Relationship problems. Maybe it was the day you realized, Wow, we are two Very Different People. I had no idea. Or maybe the sex isn’t clicking, and it’s getting to be a problem. Or maybe someone’s temper flared up for the first time, leaving you both extremely uncomfortable around each other.
And now you’re worried about the relationship. It feels threatened, at risk, tenuous, shaky. Which brings out your protective side. Which unfortunately comes off as clingy to your partner. Suddenly you’re:
- jealous and possessive
- trying to control and limit your partner’s behavior
- starting to keep tabs
And you might not be fully conscious of the fact that the road bump you guys ran into is bringing this out in you.

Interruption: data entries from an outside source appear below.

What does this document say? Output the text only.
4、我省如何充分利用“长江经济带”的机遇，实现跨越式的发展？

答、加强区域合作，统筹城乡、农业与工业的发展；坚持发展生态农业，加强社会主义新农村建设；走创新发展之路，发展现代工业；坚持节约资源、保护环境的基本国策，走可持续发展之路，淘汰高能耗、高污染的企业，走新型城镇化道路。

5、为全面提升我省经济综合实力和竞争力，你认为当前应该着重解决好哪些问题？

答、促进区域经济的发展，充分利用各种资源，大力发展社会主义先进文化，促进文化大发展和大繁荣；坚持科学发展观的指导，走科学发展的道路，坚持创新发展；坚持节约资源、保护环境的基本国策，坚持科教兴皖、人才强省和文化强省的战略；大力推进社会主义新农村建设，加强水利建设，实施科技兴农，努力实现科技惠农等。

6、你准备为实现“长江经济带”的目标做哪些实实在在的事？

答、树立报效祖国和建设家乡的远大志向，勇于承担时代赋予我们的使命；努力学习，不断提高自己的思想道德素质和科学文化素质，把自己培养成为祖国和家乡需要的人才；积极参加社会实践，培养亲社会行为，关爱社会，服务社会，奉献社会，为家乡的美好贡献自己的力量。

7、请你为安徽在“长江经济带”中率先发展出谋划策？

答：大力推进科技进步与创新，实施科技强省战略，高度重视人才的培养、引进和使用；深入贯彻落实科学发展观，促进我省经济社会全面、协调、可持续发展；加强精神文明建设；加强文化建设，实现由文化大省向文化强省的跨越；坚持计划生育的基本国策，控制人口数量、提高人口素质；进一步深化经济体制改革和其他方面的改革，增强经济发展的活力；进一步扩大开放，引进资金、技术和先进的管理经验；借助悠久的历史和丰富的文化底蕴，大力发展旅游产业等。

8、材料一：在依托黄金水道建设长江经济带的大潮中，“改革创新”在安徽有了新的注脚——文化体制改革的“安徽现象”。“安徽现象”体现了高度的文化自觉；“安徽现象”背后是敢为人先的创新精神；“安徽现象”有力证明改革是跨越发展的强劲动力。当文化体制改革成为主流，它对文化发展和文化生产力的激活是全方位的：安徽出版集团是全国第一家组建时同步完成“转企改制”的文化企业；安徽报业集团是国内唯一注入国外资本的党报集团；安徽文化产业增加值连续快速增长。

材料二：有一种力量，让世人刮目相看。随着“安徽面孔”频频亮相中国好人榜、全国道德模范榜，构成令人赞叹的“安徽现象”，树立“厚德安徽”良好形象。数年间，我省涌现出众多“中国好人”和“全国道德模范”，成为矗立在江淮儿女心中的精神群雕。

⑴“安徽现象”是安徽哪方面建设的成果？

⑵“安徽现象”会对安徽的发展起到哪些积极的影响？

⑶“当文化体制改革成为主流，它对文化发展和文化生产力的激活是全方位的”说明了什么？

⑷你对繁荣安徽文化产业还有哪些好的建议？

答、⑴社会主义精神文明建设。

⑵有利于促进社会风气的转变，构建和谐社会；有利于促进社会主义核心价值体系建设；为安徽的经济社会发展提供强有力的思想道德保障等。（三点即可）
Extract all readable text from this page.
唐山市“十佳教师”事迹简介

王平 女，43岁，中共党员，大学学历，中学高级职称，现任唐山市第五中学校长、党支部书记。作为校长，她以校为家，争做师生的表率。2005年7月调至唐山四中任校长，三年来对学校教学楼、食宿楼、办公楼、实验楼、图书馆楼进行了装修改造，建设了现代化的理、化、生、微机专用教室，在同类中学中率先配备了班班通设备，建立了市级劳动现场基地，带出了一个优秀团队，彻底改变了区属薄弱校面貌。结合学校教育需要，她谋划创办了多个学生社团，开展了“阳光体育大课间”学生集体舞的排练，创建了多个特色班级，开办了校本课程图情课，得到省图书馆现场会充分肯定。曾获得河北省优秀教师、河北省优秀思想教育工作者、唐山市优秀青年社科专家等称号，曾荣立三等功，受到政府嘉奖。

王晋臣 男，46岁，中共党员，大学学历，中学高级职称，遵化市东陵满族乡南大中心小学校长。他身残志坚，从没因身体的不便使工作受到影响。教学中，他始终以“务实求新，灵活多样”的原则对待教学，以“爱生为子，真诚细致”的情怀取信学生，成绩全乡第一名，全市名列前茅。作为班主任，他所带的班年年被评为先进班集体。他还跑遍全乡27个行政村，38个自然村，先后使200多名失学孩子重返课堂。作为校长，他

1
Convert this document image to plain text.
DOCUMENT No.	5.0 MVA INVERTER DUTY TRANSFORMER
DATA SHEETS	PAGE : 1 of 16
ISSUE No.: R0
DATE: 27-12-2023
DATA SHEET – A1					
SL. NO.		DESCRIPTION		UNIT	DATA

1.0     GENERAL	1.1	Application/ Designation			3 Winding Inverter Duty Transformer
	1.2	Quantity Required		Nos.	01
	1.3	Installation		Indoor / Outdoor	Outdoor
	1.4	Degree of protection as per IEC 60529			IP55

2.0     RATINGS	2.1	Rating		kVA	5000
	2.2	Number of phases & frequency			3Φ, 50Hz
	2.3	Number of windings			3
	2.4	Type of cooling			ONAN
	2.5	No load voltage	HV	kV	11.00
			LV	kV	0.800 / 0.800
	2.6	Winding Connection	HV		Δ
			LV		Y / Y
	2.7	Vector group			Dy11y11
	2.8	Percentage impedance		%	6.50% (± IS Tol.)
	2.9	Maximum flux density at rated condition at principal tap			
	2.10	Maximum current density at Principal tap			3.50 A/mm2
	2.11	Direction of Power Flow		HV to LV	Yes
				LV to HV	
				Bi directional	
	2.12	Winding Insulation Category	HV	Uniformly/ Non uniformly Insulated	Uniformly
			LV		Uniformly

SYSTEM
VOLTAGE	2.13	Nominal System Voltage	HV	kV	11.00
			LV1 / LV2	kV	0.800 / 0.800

Or… maybe in the face of these issues coming up, your tendency is to pull back. The relationship feels burdensome and failing to meet important needs. So now this is you:
- “I need space”
- disengaged, distant, slow to respond
- “maybe we should start seeing other people”
- tempted to have an affair, or having one
Two opposite reactions to the exact same circumstance: the relationship isn’t as good as it should be. These responses should be instantly recognizable because they’re both so common. And it doesn’t take a degree in statistics to understand why so many relationships have one person being grippy, clingy and controlling and the other feeling choked, stifled and distant.
And guess what happens when these two are interacting.
The solution isn’t to be found in trying to tweak the boundaries, but in making the relationship better.
When your relationship feels fantastic:
- Your tight grip starts to relax. The relationship feels solid. You don’t feel like you have to build a fortress around your partner because you know they ain’t goin nowhere. No amount of promises or vows, no careful screening for “loyalty” in a partner, no amount of controlling, can match the sense of security you feel when the relationship is going great.
- If you’re the wandering one, less and less are you itching to escape. The green pastures don’t call so urgently; you’re really starting to see there isn’t anything out there that’s as good as what you have at home. This is how relationships are supposed to be.
So that’s why I so often focus on what’s going on inside the relationship. Is it good. How can it be better. Etc.